One of the most commonly discussed issues relating to human resources and employment law during my 15 years with Ison Harrison, is this question of whether an employee can be dismissed whilst they are on sick leave. The simple answer is “yes they can”, however the employer must first go through a staged process of actions and procedures and must act fairly and reasonably at all times. It should be noted that this applies to all disciplinary procedures whilst a person is on sick leave, including those that may result in dismissal.

For an employer, having an employee on indefinite sick leave can be challenging and costly to the business. However, there are certain protocols that must be followed before dismissal can be considered. Employees have a right to be treated fairly and reasonably and to be offered certain options before a last resort is proposed and actioned.

An employee’s rights during sick leave

  • An employer must keep in contact with you throughout your illness, to ask about your welfare and to notify you of developments that affect you – such as pensions, holidays and other HR information – as if you were still at work
  • An employer must ask for your consent to obtain recent medical evidence relating to your prospects of returning to work
  • You remain an employee of the business until you return to work, unless your medical capability can be questioned

How can an employer start dismissal proceedings?

In order for an employer to start dismissal proceedings whilst you are on sick leave, they must first discuss with you any ‘reasonable adjustments’ that could be made to your job and how you do it, which will compensate for your current health and allow you to return to work.
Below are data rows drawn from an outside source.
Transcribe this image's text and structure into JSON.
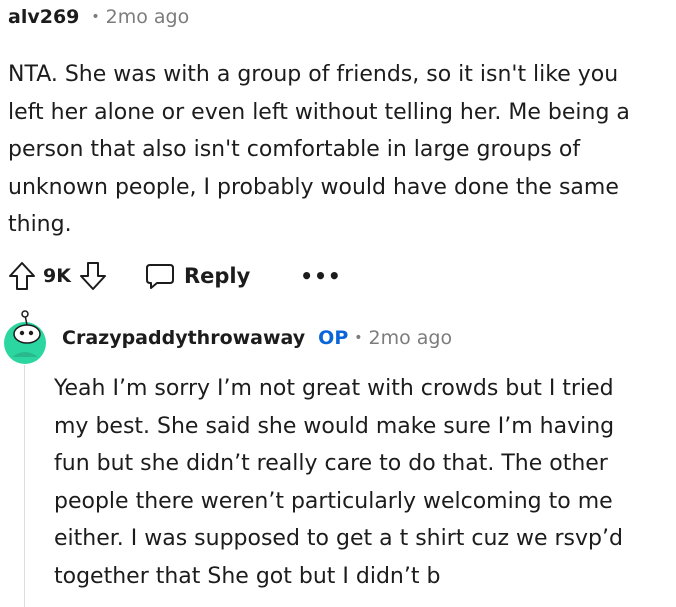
{
  "comment": {
    "username": "alv269",
    "separator": "•",
    "time": "2mo ago",
    "body_lines": [
      "NTA. She was with a group of friends, so it isn't like you",
      "left her alone or even left without telling her. Me being a",
      "person that also isn't comfortable in large groups of",
      "unknown people, I probably would have done the same",
      "thing."
    ],
    "vote_count": "9K",
    "reply_label": "Reply",
    "more_label": "•••"
  },
  "reply": {
    "username": "Crazypaddythrowaway",
    "op_badge": "OP",
    "separator": "•",
    "time": "2mo ago",
    "body_lines": [
      "Yeah I’m sorry I’m not great with crowds but I tried",
      "my best. She said she would make sure I’m having",
      "fun but she didn’t really care to do that. The other",
      "people there weren’t particularly welcoming to me",
      "either. I was supposed to get a t shirt cuz we rsvp’d",
      "together that She got but I didn’t b"
    ]
  },
  "icons": {
    "upvote": "arrow-up-icon",
    "downvote": "arrow-down-icon",
    "reply": "speech-bubble-icon",
    "more": "ellipsis-icon",
    "avatar": "snoo-avatar-icon"
  },
  "colors": {
    "text": "#1c1c1c",
    "muted": "#7c7c7c",
    "op": "#0a66d8",
    "avatar": "#2bd6a0"
  }
}
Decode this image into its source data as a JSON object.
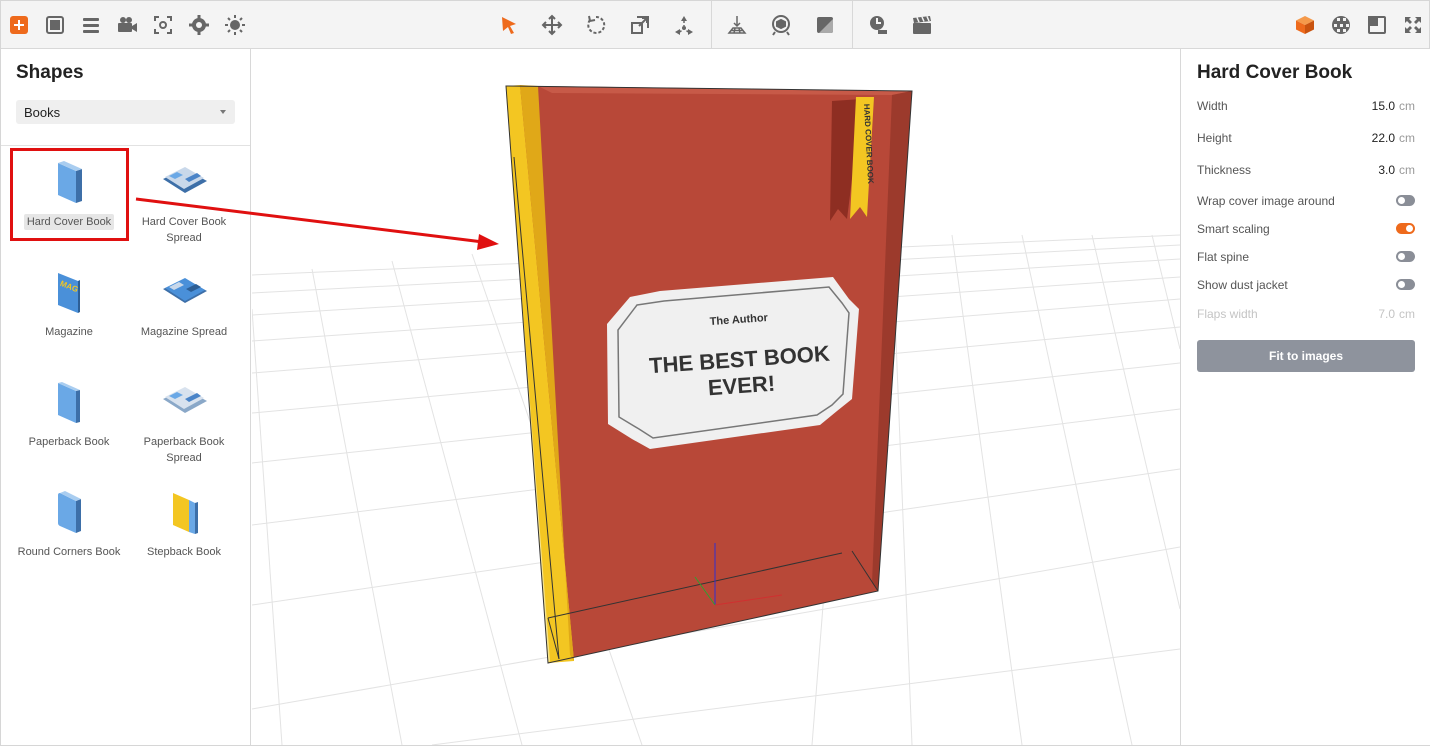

Legally, an employer only has to follow this procedure if the employee is disabled, but it has become an accepted element of the ‘fair treatment’ process.

If you feel that you cannot return to work even if reasonable adjustments have been offered, the employer should then offer you an alternative position within the business. This should be something appropriate, that you are reasonably capable and qualified to do, and is not considered discriminatory. If there is no alternative employment available, or you reject the offer of a fair and reasonable alternative position, you can be dismissed on the grounds of medical capability.

Of course this only applies in a situation where you show no signs of your health improving and returning to work within a reasonable time. This period of time can be influenced by the nature of your illness or injury, the nature of the job and the level of difficulty the employer faces in covering your absence.

What is the process leading to dismissal?

  • An employer cannot be expected to leave a position open indefinitely, but they must follow certain procedures before starting the dismissal process, such as:
  • Carrying out investigations and keeping the employee informed at all times, as above.
  • Where medical capability has been raised, the employer must then invite you to a meeting. If you physically cannot attend, this can be carried out at your home or over the phone, if all parties agree.
  • After the meeting, your employer must make consistent judgements when compared to previous scenarios and occurrences within the organisation.
  • If the decision is that your contract of employment is to be terminated whilst you are on sick leave, then you are still entitled to the notice period stated in your contract of employment, or the minimum statutory notice period, whichever is longer.
  • Where your continuous employment has been between one month and two years your minimum statutory notice
    period is one week. This is up to a maximum of 12 weeks for every year of continuous employment over two years.
  • In most cases an employer will agree to pay you an ex gratia payment to reflect your service and contribution to the business.  We regularly negotiate termination packages on behalf of employees.